While it is always difficult to project attendance at conferences, we seem to be settling into a new higher level of attendance, after a growth spurt the last 2-3 years. Being prepared for more than expected numbers is extremely important for the next couple of years until we can again trust our newly-adjusted predictions. We may be at a point where most conference hotels no longer are large enough and we will have to specifically consider convention centers for future conferences.
Both ACL and EMNLP 2017 are keeping in mind Michael Strube’s schema to optimally lay out the posters, demos and food/beverages for the poster/dinner sessions to allow ample walk space and overall comfort. Workshops continue to be more challenging in finding adequate space for the growing attendance at some workshops and the many poster sessions and numbers of posters within a workshop that they plan to present. Careful advance planning is essential for these events.
Conference Sponsorship:
EACL 2017 had sponsorships through the Office totaling $18,259 plus $3,500 from Google sponsoring the Ethics in NLP workshop. The Office has no record of local sponsorships obtained and kept within Europe.
ACL 2017 has proven to be quite popular, not only in numbers of registrations but also in having an all-time record breaking $303,237 in conference sponsorship commitments. Our faithful sponsors (Amazon, Baidu, Bloomberg, Brandeis University, ebay, Facebook, Google, Huawei Technologies, IBM Research, Microsoft, Nuance, Recruit Technologies, University of Washington, Yandex) plus sponsors we have not seen before or are returning (Adobe, Alibaba, Apple, Columbia University, CVTE, Duolingo, Elsevier, Grammarly, KPMG LLC, Maluuba/Microsoft, NAVER Corporation, NEC, NYU, Oracle, Robert Bosch LLC, SAP, Samsung Electronics, Sogou, Tencent, Textkernel, Toutiao, VoiceBox, @Newsela) continue to help us thrive.
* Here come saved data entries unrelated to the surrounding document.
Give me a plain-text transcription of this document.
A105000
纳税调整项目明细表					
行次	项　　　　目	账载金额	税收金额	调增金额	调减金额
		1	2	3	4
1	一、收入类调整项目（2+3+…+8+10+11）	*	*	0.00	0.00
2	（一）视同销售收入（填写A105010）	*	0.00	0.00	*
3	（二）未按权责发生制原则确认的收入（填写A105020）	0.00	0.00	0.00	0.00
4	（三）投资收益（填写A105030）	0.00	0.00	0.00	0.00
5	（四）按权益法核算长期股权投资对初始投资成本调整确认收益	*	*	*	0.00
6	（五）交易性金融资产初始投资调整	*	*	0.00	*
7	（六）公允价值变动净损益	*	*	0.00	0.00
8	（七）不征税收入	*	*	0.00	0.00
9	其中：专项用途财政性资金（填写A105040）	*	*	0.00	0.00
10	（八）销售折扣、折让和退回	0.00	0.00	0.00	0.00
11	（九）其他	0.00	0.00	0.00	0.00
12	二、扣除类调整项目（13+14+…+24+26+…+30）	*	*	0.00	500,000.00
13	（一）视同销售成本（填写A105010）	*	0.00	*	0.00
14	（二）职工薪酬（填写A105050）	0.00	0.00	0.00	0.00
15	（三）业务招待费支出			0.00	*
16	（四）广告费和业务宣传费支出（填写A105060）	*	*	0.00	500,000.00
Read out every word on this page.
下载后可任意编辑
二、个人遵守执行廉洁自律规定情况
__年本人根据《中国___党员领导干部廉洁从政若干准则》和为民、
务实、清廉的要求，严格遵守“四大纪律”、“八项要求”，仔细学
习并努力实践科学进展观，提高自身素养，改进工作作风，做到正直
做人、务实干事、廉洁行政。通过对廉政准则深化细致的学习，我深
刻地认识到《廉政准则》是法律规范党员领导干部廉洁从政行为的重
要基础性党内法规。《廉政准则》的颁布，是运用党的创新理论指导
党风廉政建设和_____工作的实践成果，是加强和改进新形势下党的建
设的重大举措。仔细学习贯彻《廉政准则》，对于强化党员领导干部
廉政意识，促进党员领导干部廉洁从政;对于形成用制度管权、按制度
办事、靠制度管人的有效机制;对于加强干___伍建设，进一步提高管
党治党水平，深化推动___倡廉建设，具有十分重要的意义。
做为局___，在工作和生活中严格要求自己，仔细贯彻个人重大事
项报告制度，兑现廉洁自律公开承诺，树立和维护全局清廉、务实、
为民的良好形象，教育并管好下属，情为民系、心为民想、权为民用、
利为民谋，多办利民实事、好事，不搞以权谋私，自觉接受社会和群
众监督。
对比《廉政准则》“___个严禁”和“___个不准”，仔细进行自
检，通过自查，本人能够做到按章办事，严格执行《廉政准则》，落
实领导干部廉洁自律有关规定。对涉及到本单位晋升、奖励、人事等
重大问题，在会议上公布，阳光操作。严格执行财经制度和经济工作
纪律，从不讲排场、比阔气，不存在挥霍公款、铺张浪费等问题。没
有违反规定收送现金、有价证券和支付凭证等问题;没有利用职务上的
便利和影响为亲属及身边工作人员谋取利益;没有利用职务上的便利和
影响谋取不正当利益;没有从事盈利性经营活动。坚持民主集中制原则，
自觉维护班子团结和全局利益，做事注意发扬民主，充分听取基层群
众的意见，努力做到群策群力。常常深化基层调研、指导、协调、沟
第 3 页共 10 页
We also have $44,100 in sponsorships supporting workshops (primarily $40,000 to the WiNLP). Exciting commitments are from sixteen companies who each promised $500 for the Recruitment Lunch, for a total of $8,000. Five of these companies, including Twitter, are not also sponsors of the main conference. Special thanks to the General Chair, Chris Callison-Burch, and the Asian International Sponsorship Committee representative, Wanxiang Che, for eagerly pursuing additional and often new sponsors!
$108,473.80 in EMNLP 2017 sponsorships were committed so far. Many were the result of 2-Pack or 3-Pack sponsorship agreements so the same companies as listed above (Apple, Amazon, Baidu, Bloomberg, Brandeis University, CVTE, Duolingo, ebay, Facebook, Google, Grammarly, Huawei Technologies, IBM, Maluuba/Microsoft, Microsoft, Nuance, Oracle, Recruit Institute of Technology, SAP, Sogou, Textkernel, Yandex) plus deloitte, NEXT Canada, Siteimprove, SnapChat, Trust Pilot and Wizkids (mostly local companies) generously donated. Additionally, the BEA Workshop and W-NUT have $3,600 in sponsor commitments.
The idea of offering 2-Pack or 3-Pack options and including EMNLP allowed sponsors to make one payment to support two or all three events rather than one at a time. This made sponsoring easier, especially for our ongoing sponsors. For the 2017 Sponsorship Booklet that the International Sponsorship Committee and the Office pulled together, we continue to offer these multi-pack options, resulting in some of the first commitments and at higher levels (Amazon and Baidu at Platinum, for example) to come in.
The area Sponsorship Chairs and the Local Arrangement Sponsorship Chairs are working diligently to help make our conferences successful and it is a pleasure working with them. And, many thanks to all sponsors who help to make our conferences and workshops successful!